Preliminary Investigations revealed that the attack was linked to IP addresses operating in United and Russia. But the law enforcement agencies state that the attack could have been organized through proxies and might be the work of North Korea hackers.
Quantum hackers claim the hack led to the steal of about 1TB of data and if the ransom is not paid on time, the threat actors are threatening to either release or sell that data via the dark web.
The National Cybersecurity Centre (CNCS) estimates that all the applications, email servers and databases were affected by the incident and has assured that it will recover from this malware attack within no time- all thanks to an efficient business continuity plan that is already in place.

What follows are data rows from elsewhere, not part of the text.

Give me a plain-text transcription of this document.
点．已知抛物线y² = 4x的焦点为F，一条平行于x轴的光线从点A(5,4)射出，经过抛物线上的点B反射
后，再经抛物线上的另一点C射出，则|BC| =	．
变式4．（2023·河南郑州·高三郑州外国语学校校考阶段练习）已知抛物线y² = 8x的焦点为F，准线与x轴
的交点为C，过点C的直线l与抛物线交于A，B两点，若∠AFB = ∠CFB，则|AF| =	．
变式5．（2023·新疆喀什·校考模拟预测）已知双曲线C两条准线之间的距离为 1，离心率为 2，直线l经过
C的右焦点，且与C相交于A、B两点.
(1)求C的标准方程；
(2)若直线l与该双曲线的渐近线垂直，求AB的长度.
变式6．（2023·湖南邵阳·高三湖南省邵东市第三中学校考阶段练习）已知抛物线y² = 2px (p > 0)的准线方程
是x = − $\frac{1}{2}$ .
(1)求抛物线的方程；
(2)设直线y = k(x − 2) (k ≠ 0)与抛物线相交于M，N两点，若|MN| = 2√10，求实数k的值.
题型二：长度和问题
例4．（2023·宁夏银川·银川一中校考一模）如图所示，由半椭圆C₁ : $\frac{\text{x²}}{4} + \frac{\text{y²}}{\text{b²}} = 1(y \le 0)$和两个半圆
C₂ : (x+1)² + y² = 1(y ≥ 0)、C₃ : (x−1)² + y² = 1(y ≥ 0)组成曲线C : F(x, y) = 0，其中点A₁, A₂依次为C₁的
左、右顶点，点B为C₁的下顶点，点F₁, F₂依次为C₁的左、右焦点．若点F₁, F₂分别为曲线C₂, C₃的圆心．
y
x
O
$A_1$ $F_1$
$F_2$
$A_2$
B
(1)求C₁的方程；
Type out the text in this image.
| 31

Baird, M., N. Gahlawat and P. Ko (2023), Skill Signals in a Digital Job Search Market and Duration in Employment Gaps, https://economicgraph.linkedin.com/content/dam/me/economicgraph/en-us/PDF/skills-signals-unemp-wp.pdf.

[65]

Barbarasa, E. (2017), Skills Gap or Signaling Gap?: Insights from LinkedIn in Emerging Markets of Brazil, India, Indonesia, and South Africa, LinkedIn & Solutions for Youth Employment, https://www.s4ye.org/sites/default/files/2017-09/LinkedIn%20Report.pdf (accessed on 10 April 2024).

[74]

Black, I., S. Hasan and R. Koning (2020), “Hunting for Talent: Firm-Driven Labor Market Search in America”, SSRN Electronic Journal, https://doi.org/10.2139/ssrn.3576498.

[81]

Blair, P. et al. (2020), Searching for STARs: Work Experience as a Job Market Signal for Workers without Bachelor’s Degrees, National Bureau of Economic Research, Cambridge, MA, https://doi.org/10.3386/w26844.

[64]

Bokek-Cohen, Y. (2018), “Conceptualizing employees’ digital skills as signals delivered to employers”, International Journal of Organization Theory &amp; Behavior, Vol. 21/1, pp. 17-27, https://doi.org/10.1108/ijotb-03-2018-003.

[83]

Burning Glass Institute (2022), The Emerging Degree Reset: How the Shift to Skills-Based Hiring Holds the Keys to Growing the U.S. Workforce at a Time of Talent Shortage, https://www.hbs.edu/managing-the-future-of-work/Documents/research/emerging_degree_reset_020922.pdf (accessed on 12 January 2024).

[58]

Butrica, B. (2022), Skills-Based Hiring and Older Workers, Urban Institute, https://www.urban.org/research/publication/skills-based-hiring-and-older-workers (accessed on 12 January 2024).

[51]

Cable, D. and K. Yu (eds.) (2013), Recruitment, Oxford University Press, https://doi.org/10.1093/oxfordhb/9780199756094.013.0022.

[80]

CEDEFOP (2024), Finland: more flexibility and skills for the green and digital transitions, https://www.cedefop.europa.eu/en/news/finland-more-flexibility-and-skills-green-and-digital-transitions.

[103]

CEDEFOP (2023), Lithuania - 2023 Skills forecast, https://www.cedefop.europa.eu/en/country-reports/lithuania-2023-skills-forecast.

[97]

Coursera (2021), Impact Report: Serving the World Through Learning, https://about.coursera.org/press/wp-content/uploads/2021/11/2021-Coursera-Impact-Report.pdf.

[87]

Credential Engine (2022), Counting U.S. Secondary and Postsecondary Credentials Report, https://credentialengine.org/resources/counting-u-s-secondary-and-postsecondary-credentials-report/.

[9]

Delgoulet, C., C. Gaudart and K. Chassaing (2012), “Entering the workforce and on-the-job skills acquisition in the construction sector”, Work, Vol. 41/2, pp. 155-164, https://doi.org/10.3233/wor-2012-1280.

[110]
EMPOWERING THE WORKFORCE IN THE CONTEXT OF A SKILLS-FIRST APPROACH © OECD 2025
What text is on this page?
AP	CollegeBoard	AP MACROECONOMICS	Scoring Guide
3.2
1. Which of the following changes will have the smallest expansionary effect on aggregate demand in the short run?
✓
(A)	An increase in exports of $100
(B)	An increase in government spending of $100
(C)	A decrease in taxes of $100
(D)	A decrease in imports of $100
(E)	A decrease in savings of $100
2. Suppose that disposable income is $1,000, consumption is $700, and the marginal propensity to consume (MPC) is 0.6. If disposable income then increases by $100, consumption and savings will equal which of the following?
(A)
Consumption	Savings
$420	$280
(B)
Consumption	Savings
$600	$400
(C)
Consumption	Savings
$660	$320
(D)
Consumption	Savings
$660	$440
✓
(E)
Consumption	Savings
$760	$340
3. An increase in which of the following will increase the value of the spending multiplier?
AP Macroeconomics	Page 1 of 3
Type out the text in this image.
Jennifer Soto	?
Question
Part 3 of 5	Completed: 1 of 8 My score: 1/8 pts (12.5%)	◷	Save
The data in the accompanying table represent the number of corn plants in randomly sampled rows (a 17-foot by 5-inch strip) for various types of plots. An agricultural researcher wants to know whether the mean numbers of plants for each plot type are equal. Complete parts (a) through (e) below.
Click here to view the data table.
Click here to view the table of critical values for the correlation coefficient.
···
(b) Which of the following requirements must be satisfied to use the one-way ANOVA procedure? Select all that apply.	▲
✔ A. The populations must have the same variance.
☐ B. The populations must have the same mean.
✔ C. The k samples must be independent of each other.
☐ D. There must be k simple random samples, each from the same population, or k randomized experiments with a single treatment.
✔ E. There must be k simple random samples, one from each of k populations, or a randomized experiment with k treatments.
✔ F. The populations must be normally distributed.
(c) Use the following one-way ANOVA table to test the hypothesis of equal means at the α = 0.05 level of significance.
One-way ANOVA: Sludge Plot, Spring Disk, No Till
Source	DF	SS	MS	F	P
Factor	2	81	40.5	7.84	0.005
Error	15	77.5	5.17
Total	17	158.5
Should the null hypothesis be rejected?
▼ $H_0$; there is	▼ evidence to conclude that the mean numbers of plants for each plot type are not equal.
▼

NOTE 1- Till September 2020, a ransomware named MountLocker was operating in the wild. Apparently, Quantum is the same version of the MountLocker and was previously known with names such as AstroLocker and XingLocker.
NOTE 2- Most of the file encrypting malware spreading gangs are nowadays indulging in double extortion tactics. First, they steal data from the victim server and then lock it down from access until a ransom is paid. And if the victim cannot pay the ransom or denies paying it, the threat actors sell that data to interested parties such as marketing firms or to individual hackers or, in rare cases, to state funded hacking groups.